ANKARA’da son günlerde herşey sanki ışık hızında ilerliyor.
Güne bir konuyla başlıyorsunuz, öğle arası vermeye gelmiyor.
Hemen yeni bir başlık gelip konuveriyor gündemin göbeğine. Alın size Mehmet Ali Ağca’nın tahliyesi. Göğsünü gere gere çıktı cezaevinden. Sanki Abdi İpekçi’nin katili değil de düşünce suçlusu. Baktım, bundan tam dört yıl önce gazetelerde iki sütunluk bir habermiş Ağca’nın 18 Ocak’ta tahliye edileceği: “Kartal Cumhuriyet Başsavcılığı, Mehmet Ali Ağca hakkında yeni bir müddetname hazırlayarak, 18 Ocak 2010’da tahliye edilmesini kararlaştırdı.” Göz açıp kapayıncaya kadar geçmiş bu dört yıl. Bakın şimdiden Ağca ile ilgili haberler, “Otoyola köpek atıp gitti” noktasına kadar geriledi. Abdi İpekçi’nin katlini değil de Ağca’yı konuşuyor herkes. Popüler kültür, nasıl kahramanlar yaratıyorsa, karşısına kötü kahramanları da yerleştiriyor. Ağca neredeyse bu kadrodan maaşa bağlanacak. Üstelik Hrant Dink’in katledilişinin yıldönümünde yaşanıyor bu sahneler. Onun katil zanlısının cinayetin hemen ardından verdiği pozların vicdanlarda açtığı yarayı daha da kanatarak… Bu kadar hızlı akan gündem, zihinlerde de kalıcı hafıza kayıplarına neden oluyor şüphesiz. Ve dezenformasyonlara... İletişim çağı artık herşeyi şeffaflaştırdı, bilgilerin gizliliğini ortadan kaldırdı diyoruz ya. Aslında bir o kadar da yalanları, yönlendirici yanlış bilgileri çoğalttı. Üstelik arasından ayıklamasını zorlaştıracak kadar çoğalttı. Ağca’nın izdüşümü, bugün 20 yaşında bir genç için nasıldır acaba?

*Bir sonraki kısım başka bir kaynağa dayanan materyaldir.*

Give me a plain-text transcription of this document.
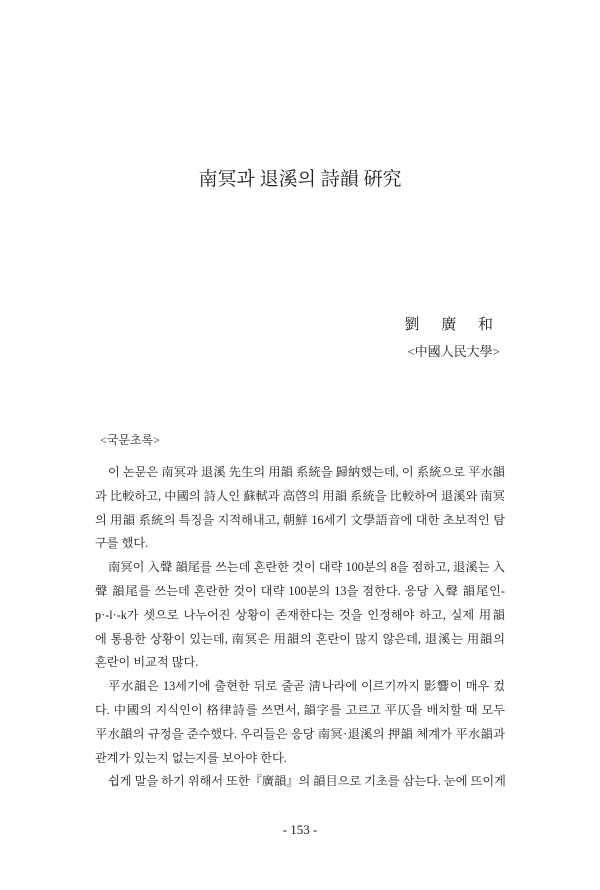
南冥과 退溪의 詩韻 硏究
劉 廣 和
<中國人民大學>
<국문초록>
이 논문은 南冥과 退溪 先生의 用韻 系統을 歸納했는데, 이 系統으로 平水韻
과 比較하고, 中國의 詩人인 蘇軾과 高啓의 用韻 系統을 比較하여 退溪와 南冥
의 用韻 系統의 특징을 지적해내고, 朝鮮 16세기 文學語音에 대한 초보적인 탐
구를 했다.
南冥이 入聲 韻尾를 쓰는데 혼란한 것이 대략 100분의 8을 점하고, 退溪는 入
聲 韻尾를 쓰는데 혼란한 것이 대략 100분의 13을 점한다. 응당 入聲 韻尾인-
p·-l·-k가 셋으로 나누어진 상황이 존재한다는 것을 인정해야 하고, 실제 用韻
에 통용한 상황이 있는데, 南冥은 用韻의 혼란이 많지 않은데, 退溪는 用韻의
혼란이 비교적 많다.
平水韻은 13세기에 출현한 뒤로 줄곧 淸나라에 이르기까지 影響이 매우 컸
다. 中國의 지식인이 格律詩를 쓰면서, 韻字를 고르고 平仄을 배치할 때 모두
平水韻의 규정을 준수했다. 우리들은 응당 南冥·退溪의 押韻 체계가 平水韻과
관계가 있는지 없는지를 보아야 한다.
쉽게 말을 하기 위해서 또한『廣韻』의 韻目으로 기초를 삼는다. 눈에 뜨이게
- 153 -
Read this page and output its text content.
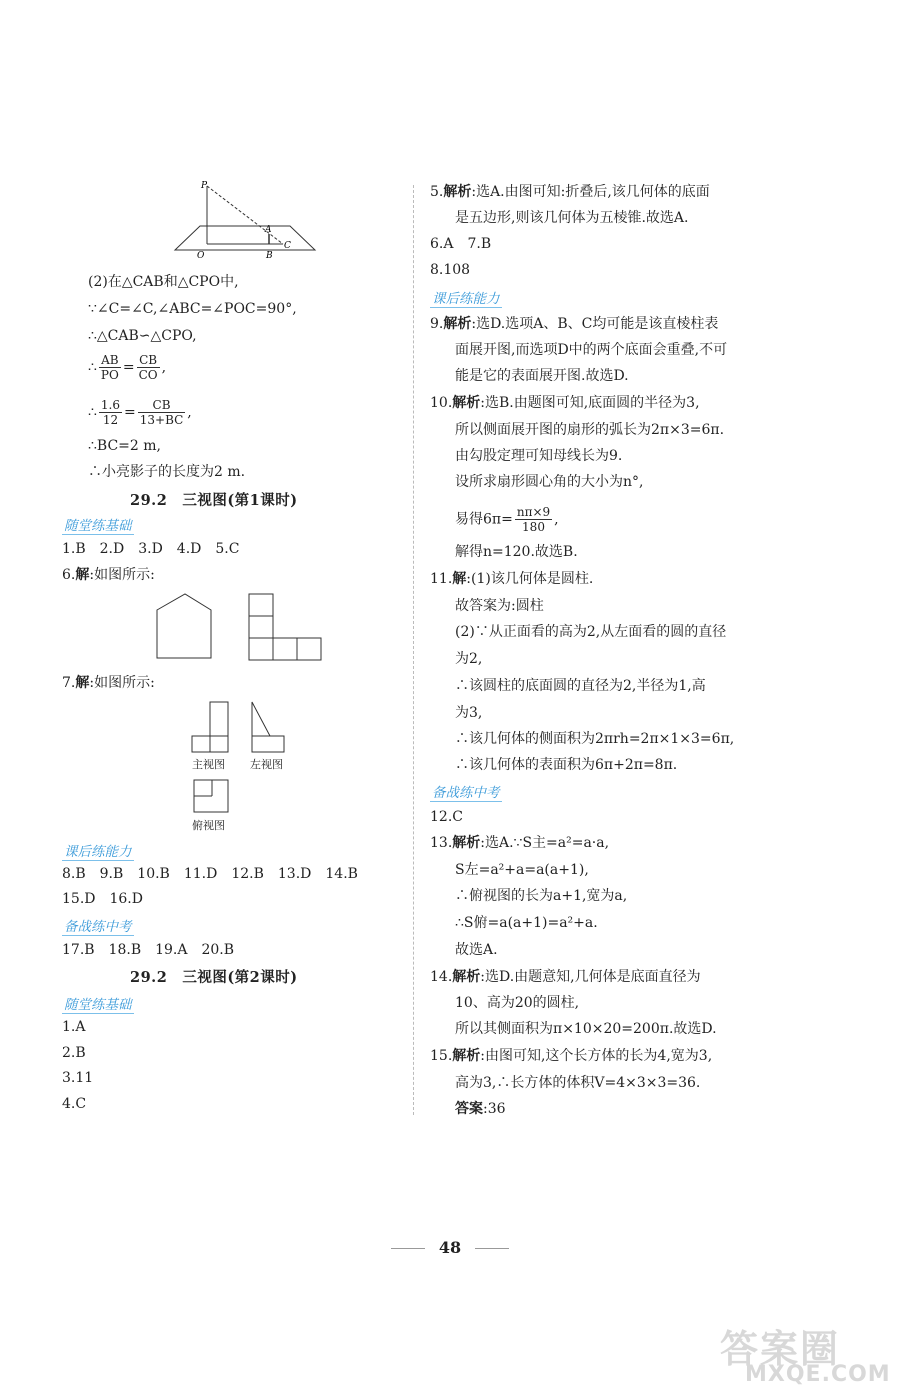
P
O
A
B
C
(2)在△CAB和△CPO中,
∵∠C=∠C,∠ABC=∠POC=90°,
∴△CAB∽△CPO,
∴ $\frac{AB}{PO} = \frac{CB}{CO}$ ,
∴ $\frac{1.6}{12} = \frac{CB}{13+BC}$ ,
∴BC=2 m,
∴小亮影子的长度为2 m.
29.2　三视图(第1课时)
随堂练基础
1.B　2.D　3.D　4.D　5.C
6.解:如图所示:
7.解:如图所示:
主视图 左视图
俯视图
课后练能力
8.B　9.B　10.B　11.D　12.B　13.D　14.B
15.D　16.D
备战练中考
17.B　18.B　19.A　20.B
29.2　三视图(第2课时)
随堂练基础
1.A
2.B
3.11
4.C
5.解析:选A.由图可知:折叠后,该几何体的底面
是五边形,则该几何体为五棱锥.故选A.
6.A　7.B
8.108
课后练能力
9.解析:选D.选项A、B、C均可能是该直棱柱表
面展开图,而选项D中的两个底面会重叠,不可
能是它的表面展开图.故选D.
10.解析:选B.由题图可知,底面圆的半径为3,
所以侧面展开图的扇形的弧长为2π×3=6π.
由勾股定理可知母线长为9.
设所求扇形圆心角的大小为n°,
易得$6\pi= \frac{n\pi\times 9}{180}$ ,
解得n=120.故选B.
11.解:(1)该几何体是圆柱.
故答案为:圆柱
(2)∵从正面看的高为2,从左面看的圆的直径
为2,
∴该圆柱的底面圆的直径为2,半径为1,高
为3,
∴该几何体的侧面积为2πrh=2π×1×3=6π,
∴该几何体的表面积为6π+2π=8π.
备战练中考
12.C
13.解析:选A.∵S主=a²=a·a,
S左=a²+a=a(a+1),
∴俯视图的长为a+1,宽为a,
∴S俯=a(a+1)=a²+a.
故选A.
14.解析:选D.由题意知,几何体是底面直径为
10、高为20的圆柱,
所以其侧面积为π×10×20=200π.故选D.
15.解析:由图可知,这个长方体的长为4,宽为3,
高为3,∴长方体的体积V=4×3×3=36.
答案:36
48
答案圈
MXQE.COM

Ülke tarihinin bir çok gizemli noktasında parmağı bulunan, hangi karanlık ilişkilerin neresinde yer aldığına dair netlik olmayan, Papa’yı öldürmeye çalışmış, bir gazeteciyi de katletmiş, bir can almış bir katil olarak mı? Yoksa özel korumalar eşliğinde, beş yıldızlı otellerde, lüks arabalarda gezen popüler bir figür mü? Evet hiç kimse direkt olarak olumlamıyor Ağca’yı. Ama izlettirilen tablo öyle ki, Ağca’yı katillikten alıyor, masum bir popüler kültür ikonu haline getiriyor. Ve bu da sanki katile teveccüh gösteriliyormuş gibi hissettiriyor.